Seria incorreto, no entanto, enquadrá-lo como autor “para meninos” ou “infanto-juvenil”, pois seus contos e novelas podem servir de material reflexivo a leitores de qualquer idade. A adolescência, aqui, não é tempo, mas estado de espírito.

Por outro lado, o ficcionista vem introduzindo novos temas. Na novela “A Árvore que Dava Dinheiro”, muito bem recebida pela crítica, aparece a estória de uma pequena cidade (ou país?) cujos moradores de repente sucumbem às promessas paradisíacas de uma árvore que dá dinheiro em vez de folhas (a semelhança com o “milagre” brasileiro seria mera coincidência?). Penso que esta novela mantém as características narrativas dos trabalhos anteriores (linguagem entre o coloquial e o narrativo, desprezo do adjetivo pelo substantivo etc.) e vai além: enriquece a construção, tecido agora em diversos níveis de significação, permitindo ao leitor, de maneira salutar, várias possibilidades de compreensão.

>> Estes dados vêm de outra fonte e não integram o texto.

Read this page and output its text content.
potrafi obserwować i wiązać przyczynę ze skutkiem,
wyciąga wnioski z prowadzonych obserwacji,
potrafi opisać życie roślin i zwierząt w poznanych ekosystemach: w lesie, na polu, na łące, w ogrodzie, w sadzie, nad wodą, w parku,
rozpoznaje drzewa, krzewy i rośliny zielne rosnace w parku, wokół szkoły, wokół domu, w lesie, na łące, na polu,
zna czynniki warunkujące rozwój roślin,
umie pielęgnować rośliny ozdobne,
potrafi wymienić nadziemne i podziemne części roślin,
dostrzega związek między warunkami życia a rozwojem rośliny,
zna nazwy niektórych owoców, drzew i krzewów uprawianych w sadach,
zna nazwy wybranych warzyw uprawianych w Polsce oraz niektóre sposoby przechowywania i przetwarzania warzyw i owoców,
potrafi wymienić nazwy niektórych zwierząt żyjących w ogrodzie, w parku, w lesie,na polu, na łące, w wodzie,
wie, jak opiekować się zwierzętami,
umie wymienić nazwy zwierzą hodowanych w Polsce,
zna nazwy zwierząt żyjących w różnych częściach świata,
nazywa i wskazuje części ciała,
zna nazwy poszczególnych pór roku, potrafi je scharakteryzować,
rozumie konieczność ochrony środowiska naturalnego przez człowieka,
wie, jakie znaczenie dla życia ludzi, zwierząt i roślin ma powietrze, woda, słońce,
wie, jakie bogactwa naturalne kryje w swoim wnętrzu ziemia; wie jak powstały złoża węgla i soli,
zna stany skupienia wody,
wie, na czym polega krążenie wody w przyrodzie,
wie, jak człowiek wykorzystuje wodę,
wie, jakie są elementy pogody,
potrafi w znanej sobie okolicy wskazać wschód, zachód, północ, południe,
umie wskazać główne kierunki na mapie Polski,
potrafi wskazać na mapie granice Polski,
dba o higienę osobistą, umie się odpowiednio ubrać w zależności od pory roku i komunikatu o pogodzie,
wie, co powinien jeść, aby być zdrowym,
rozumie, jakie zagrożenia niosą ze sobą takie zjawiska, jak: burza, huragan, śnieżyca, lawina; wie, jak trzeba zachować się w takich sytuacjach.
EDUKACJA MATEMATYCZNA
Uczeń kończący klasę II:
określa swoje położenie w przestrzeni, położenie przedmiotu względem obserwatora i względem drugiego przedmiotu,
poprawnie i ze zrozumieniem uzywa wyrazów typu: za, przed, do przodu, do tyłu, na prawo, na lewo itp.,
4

Por fim, com a publicação deste belo livro de contos “Paixões” (Ática, 144 p.), o escritor de sensibilidade precoce, logra ampliar os horizontes de sua obra e, quem sabe, da própria contística nacional. Nos oito contos de “Paixões”, Pellegrini aprimora antigas técnicas, como em “A mulher dos sonhos”, um dos melhores contos do livro (e dos melhores que já li), no qual elabora em prosa a síntese poética de gestos, palavras e sentimentos extraídos do caudal desconexo em que se desenrola o cotidiano. Ao mento tempo, introduz novidades: nos contos “Crime e perdão” (a resistência política estudantil nos anos torturantes do governo Médici) e “Tempos de República”, Pellegrini dispõe os seus meninos, ainda ingênuos como em “O Homem Vermelho”, embora já envelhecidos. O enfoque da transgressão é abordado com tal segurança e maestria que a ironia corrosiva vertida nestes contos, ao contrário do que se pode pensar, acaba contribuindo para a realização de páginas impregnadas de humanismo e compreensão pelos seres fracos e sofridos, cujo único pecado é buscar angustiadamente o amor e a felicidade. Aprendemos com eles que sexo e revolução, sem ternura, são impraticáveis.

Pellegrini conclui seu livro com estas palavras: “Enquanto não se encontra o amor – se é que ele existe – todo mundo tem um brejo dentro”. E que o nosso menino guarde bem isso.